Using this approach we were able to successfully replicate the reduction in throughput seen on site in Gateshead, and in lab testing of physical hardware. This allowed us to confirm, in a repeatable, isolated manner that it was the VPN, rather than another part of Trial Platform, that was the root cause. Having identified the VPN link as the bottleneck in our application in the presence of network latency, we began testing & comparing alternatives to the OpenVPN solution we were using,
First into the mix was StrongSwan; a well established open source IPsec based VPN solution. Using the same approach we used to test OpenVPN independently of Trial Platform, we spiked a virtualised VPN server & client set up this time deploying StrongSwan.
Next, we spiked a WireGuard virtualised VPN server & client setup, again deployed in the same manner as StrongSwan & OpenVPN. WireGuard is a relative newcomer which purports to be leaner & faster than alternative solutions, using state of the art cryptography and released for the Linux kernel.
We tested all spiked configurations using the same criteria, applying 0 to 40ms of latency in increments of 1ms and charting network throughput in kb/s. At each level of latency, throughput was determined using the iperf tool, running 3 10 second tests between the client & server; the results of the 3 test were used to derive a mean throughput speed.
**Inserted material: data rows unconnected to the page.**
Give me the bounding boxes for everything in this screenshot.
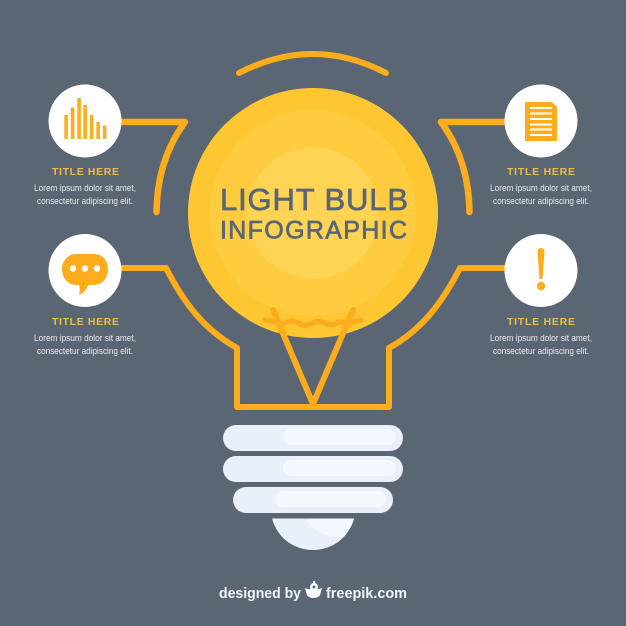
footer credit: designed by [219, 585, 302, 602]
title: TITLE HERE [507, 316, 575, 328]
filament coil [265, 320, 361, 325]
icon: freepik mascot [305, 581, 322, 598]
panel: top left [34, 84, 136, 206]
footer credit: freepik.com [326, 585, 407, 602]
panel: bottom left [34, 234, 136, 356]
bulb glass [188, 88, 438, 338]
body text: Lorem ipsum dolor sit amet, [490, 333, 592, 343]
body text [490, 333, 592, 356]
connector: top right [441, 122, 508, 212]
body text [490, 183, 592, 206]
base ring 3 [233, 487, 393, 513]
body text: consectetur adipiscing elit. [37, 196, 133, 206]
icon: bar chart [48, 84, 122, 158]
footer credit [219, 581, 407, 602]
bulb outline with lower connectors [118, 268, 508, 407]
body text: Lorem ipsum dolor sit amet, [490, 183, 592, 193]
icon: document [504, 84, 578, 158]
body text: consectetur adipiscing elit. [493, 346, 589, 356]
body text: Lorem ipsum dolor sit amet, [34, 333, 136, 343]
body text [34, 333, 136, 356]
heading: INFOGRAPHIC [220, 216, 407, 244]
base ring 1 [223, 425, 403, 451]
panel: bottom right [490, 234, 592, 356]
lamp base [223, 425, 403, 550]
heading: LIGHT BULB [220, 182, 408, 217]
heading [220, 182, 408, 244]
connector: top left [118, 122, 185, 212]
body text: consectetur adipiscing elit. [37, 346, 133, 356]
arc above bulb [239, 54, 386, 73]
base cap [272, 518, 354, 550]
body text: consectetur adipiscing elit. [493, 196, 589, 206]
title: TITLE HERE [52, 166, 119, 178]
base ring 2 [223, 456, 403, 482]
title: TITLE HERE [52, 316, 119, 328]
body text [34, 183, 136, 206]
panel: top right [490, 84, 592, 206]
title: TITLE HERE [507, 166, 575, 178]
body text: Lorem ipsum dolor sit amet, [34, 183, 136, 193]
icon: speech bubble [48, 234, 122, 307]
icon: exclamation mark [504, 234, 578, 307]
filament supports [273, 310, 353, 404]
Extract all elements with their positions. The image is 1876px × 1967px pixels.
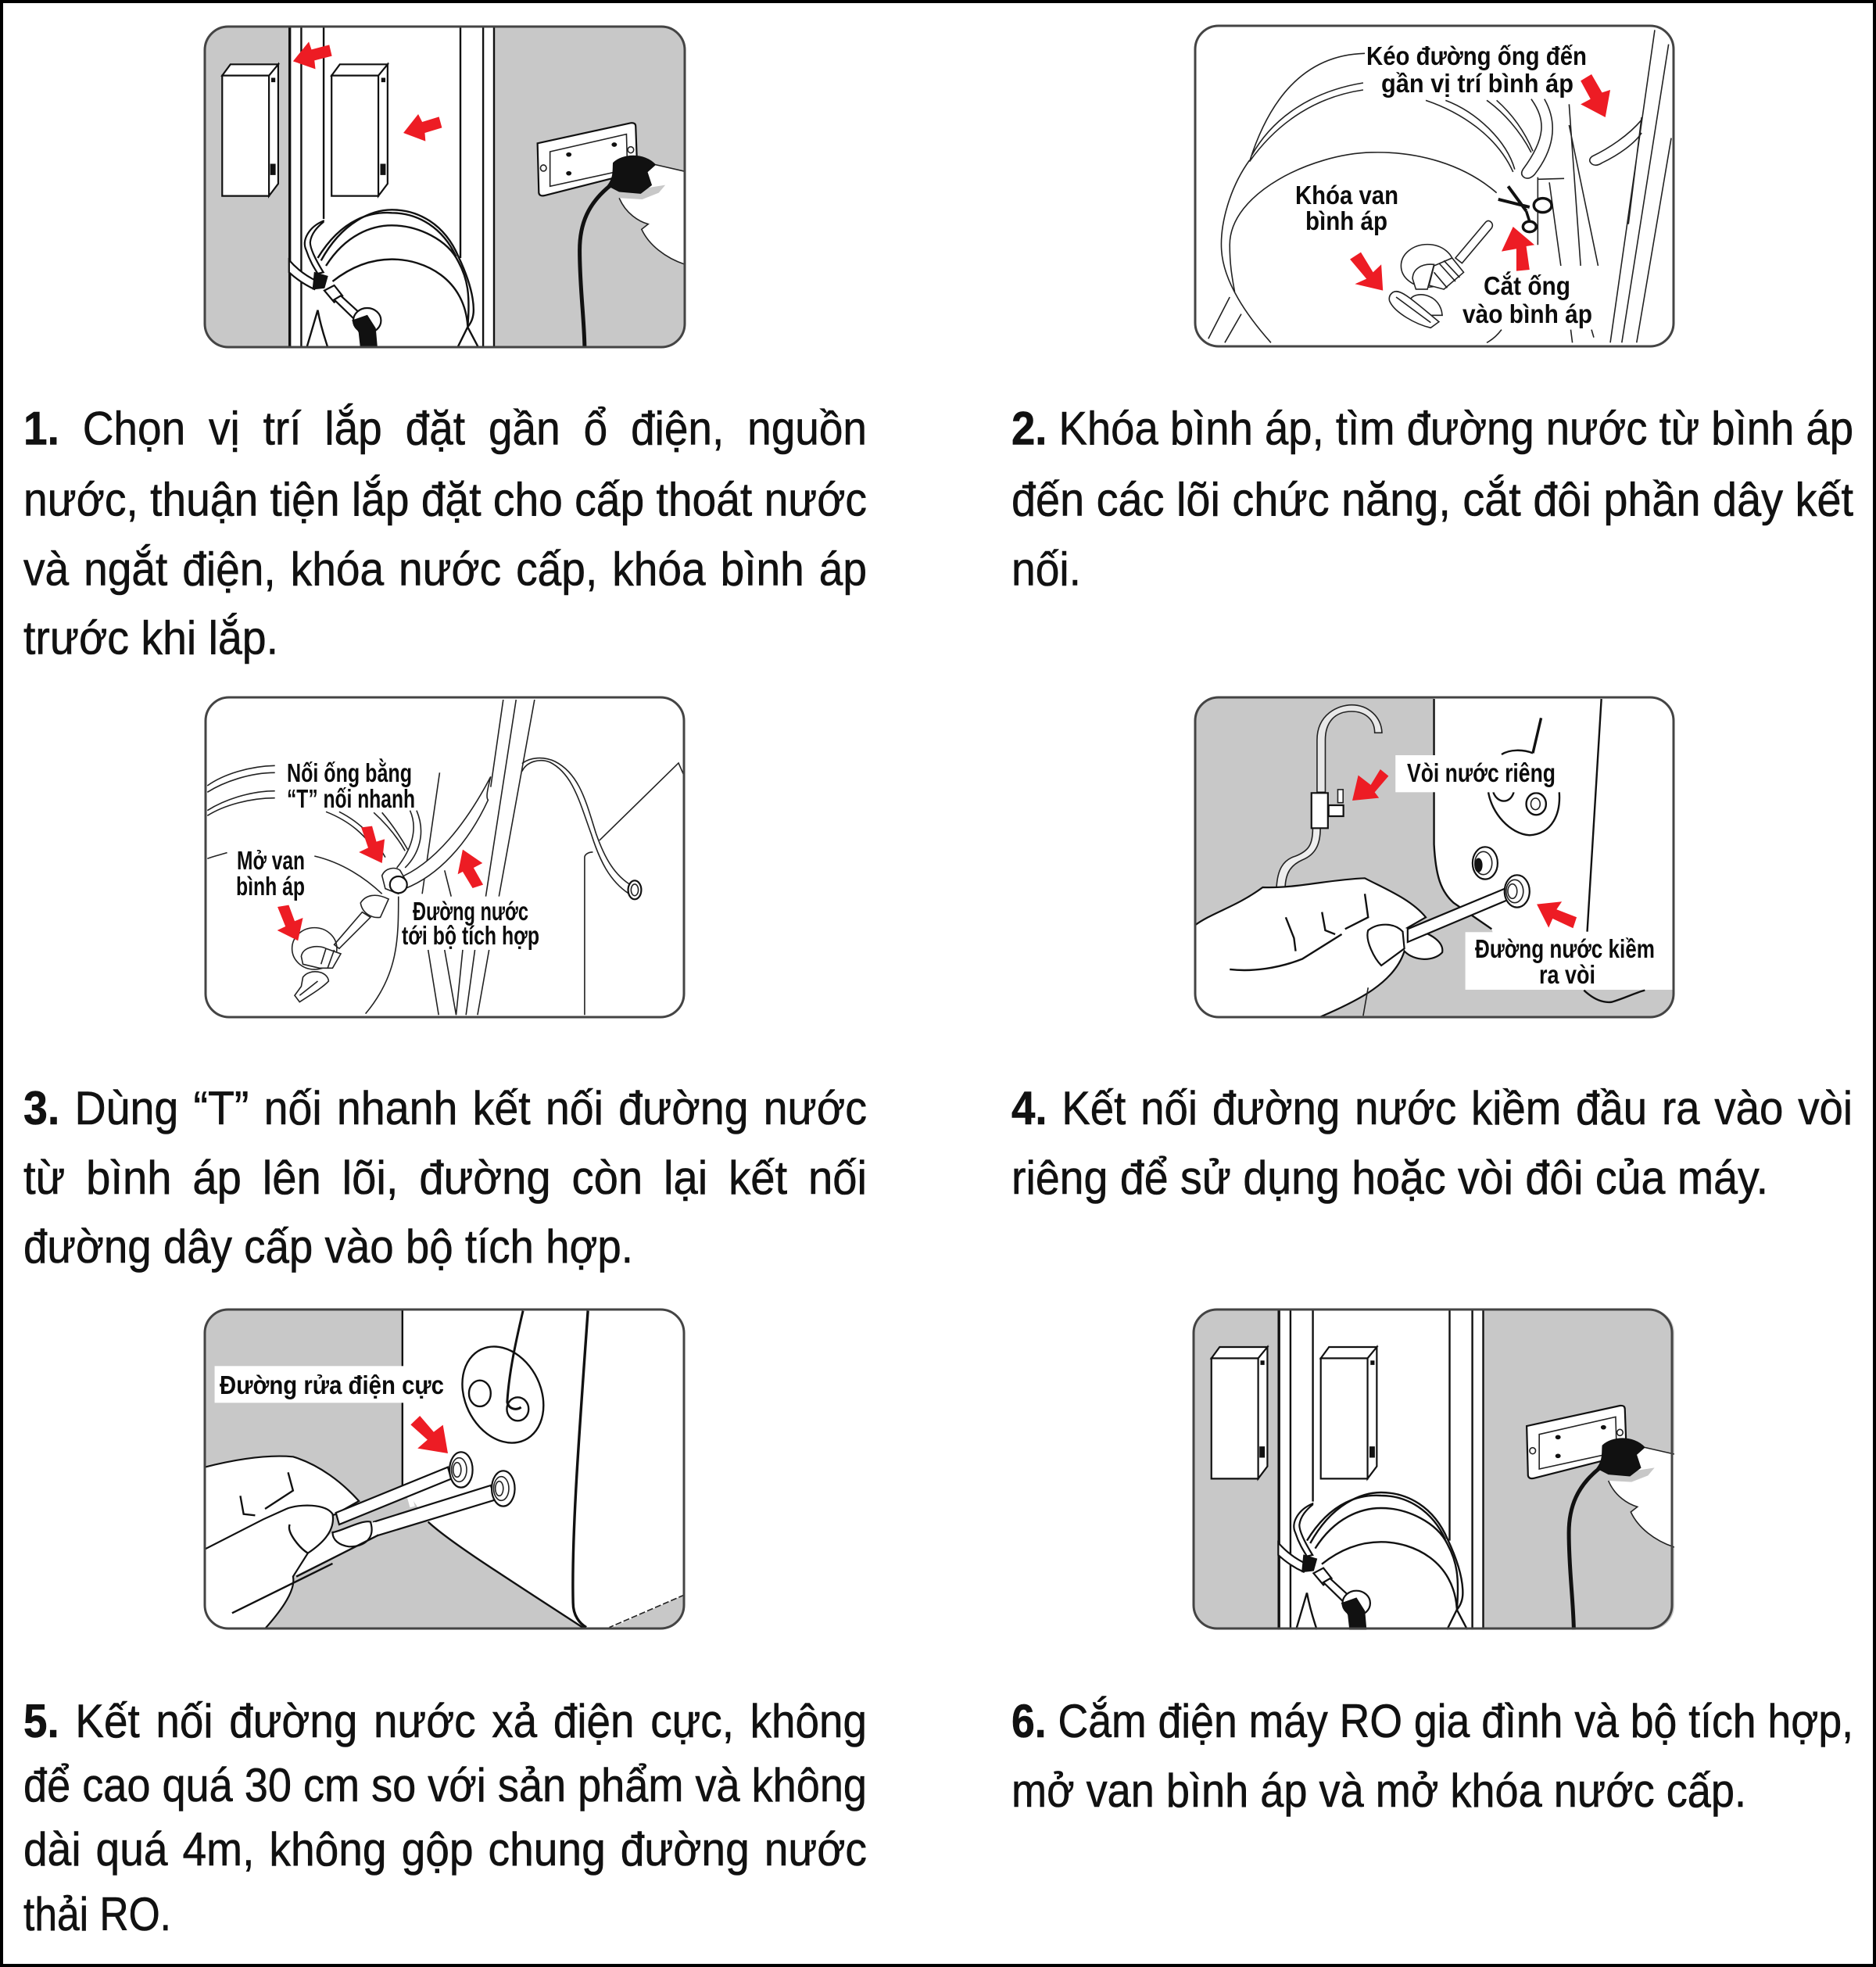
label: near the tank: gần vị trí bình áp (1381, 69, 1573, 98)
label: separate faucet: Vòi nước riêng (1407, 758, 1556, 787)
label: electrode flush line: Đường rửa điện cực (220, 1370, 444, 1399)
panel frame (205, 1310, 684, 1628)
panel: step 3 illustration (206, 697, 685, 1017)
label: quick T: “T” nối nhanh (287, 784, 415, 813)
label: connect with T: Nối ống bằng (287, 758, 412, 787)
text: step 5: thải RO. (23, 1888, 171, 1940)
label: alkaline line: Đường nước kiềm (1475, 934, 1655, 963)
label: to integrated unit: tới bộ tích hợp (402, 921, 539, 950)
text: step 1 (23, 402, 867, 665)
label: pull the pipe: Kéo đường ống đến (1366, 41, 1587, 70)
panel frame (206, 697, 684, 1017)
text: step 6 (1011, 1695, 1853, 1817)
text: step 5: dài quá 4m, không gộp chung đường nước (23, 1823, 867, 1876)
panel: step 2 illustration (1195, 26, 1674, 346)
label: open valve: Mở van (237, 846, 305, 875)
text: step 6: mở van bình áp và mở khóa nước cấp. (1011, 1765, 1746, 1817)
label: tank: bình áp (1305, 206, 1387, 235)
text: step 2 (1011, 402, 1853, 596)
drawing: filters, tank and wall socket (205, 27, 685, 347)
text: step 1: nước, thuận tiện lắp đặt cho cấp thoát nước (23, 474, 867, 525)
text: step 1: và ngắt điện, khóa nước cấp, khóa bình áp (23, 543, 867, 596)
label: to faucet: ra vòi (1539, 960, 1595, 989)
drawing: faucet and hand with alkaline line (1195, 697, 1674, 1017)
label: into tank: vào bình áp (1462, 299, 1592, 328)
text: step 3: từ bình áp lên lõi, đường còn lại kết nối (23, 1152, 867, 1204)
text: step 4 (1011, 1082, 1853, 1204)
text: step 2: nối. (1011, 543, 1081, 596)
label: tank: bình áp (236, 872, 305, 901)
panel: step 1 illustration (205, 27, 685, 347)
drawing: filters, tank and plugging into socket (1194, 1310, 1674, 1630)
panel: step 4 illustration (1195, 697, 1674, 1017)
text: step 3 (23, 1082, 867, 1273)
label: water line: Đường nước (413, 897, 528, 926)
text: step 3: 3. Dùng “T” nối nhanh kết nối đường nước (23, 1082, 867, 1134)
text: step 1: trước khi lắp. (23, 611, 278, 665)
text: step 4: riêng để sử dụng hoặc vòi đôi của máy. (1011, 1152, 1768, 1204)
panel: step 6 illustration (1194, 1310, 1674, 1630)
panel frame (1195, 697, 1674, 1017)
panel frame (1194, 1310, 1672, 1628)
text: step 3: đường dây cấp vào bộ tích hợp. (23, 1220, 633, 1273)
text: step 5: 5. Kết nối đường nước xả điện cực, không (23, 1695, 867, 1747)
panel frame (1195, 26, 1674, 346)
panel frame (205, 27, 685, 347)
drawing: hand with electrode flush lines (205, 1310, 685, 1628)
text: step 1: 1. Chọn vị trí lắp đặt gần ổ điện, nguồn (23, 402, 867, 455)
drawing: pressure tank, valve and scissors (1195, 26, 1674, 346)
text: step 5: để cao quá 30 cm so với sản phẩm và không (23, 1759, 867, 1811)
label: cut pipe: Cắt ống (1484, 271, 1570, 300)
label: lock valve: Khóa van (1295, 181, 1398, 210)
panel: step 5 illustration (205, 1310, 685, 1628)
text: step 5 (23, 1695, 867, 1940)
drawing: T connector and hose (206, 697, 685, 1017)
From our testing, WireGuard met the needed performance characteristics for our use cases when latency was applied to the network interface: applying 40ms of latency reduced throughput to approximately 100Mb/s. This offers a significant improvement over the previous solution providing almost twice the throughput at the higher end of our latency range.
On the basis of our findings WireGuard has now been implemented into the Trial Platform. The WireGuard solution offers us improved resilience against network conditions beyond our control when we next venture outside the the R&D lab and gives us greater confidence in our ability to render video between sites.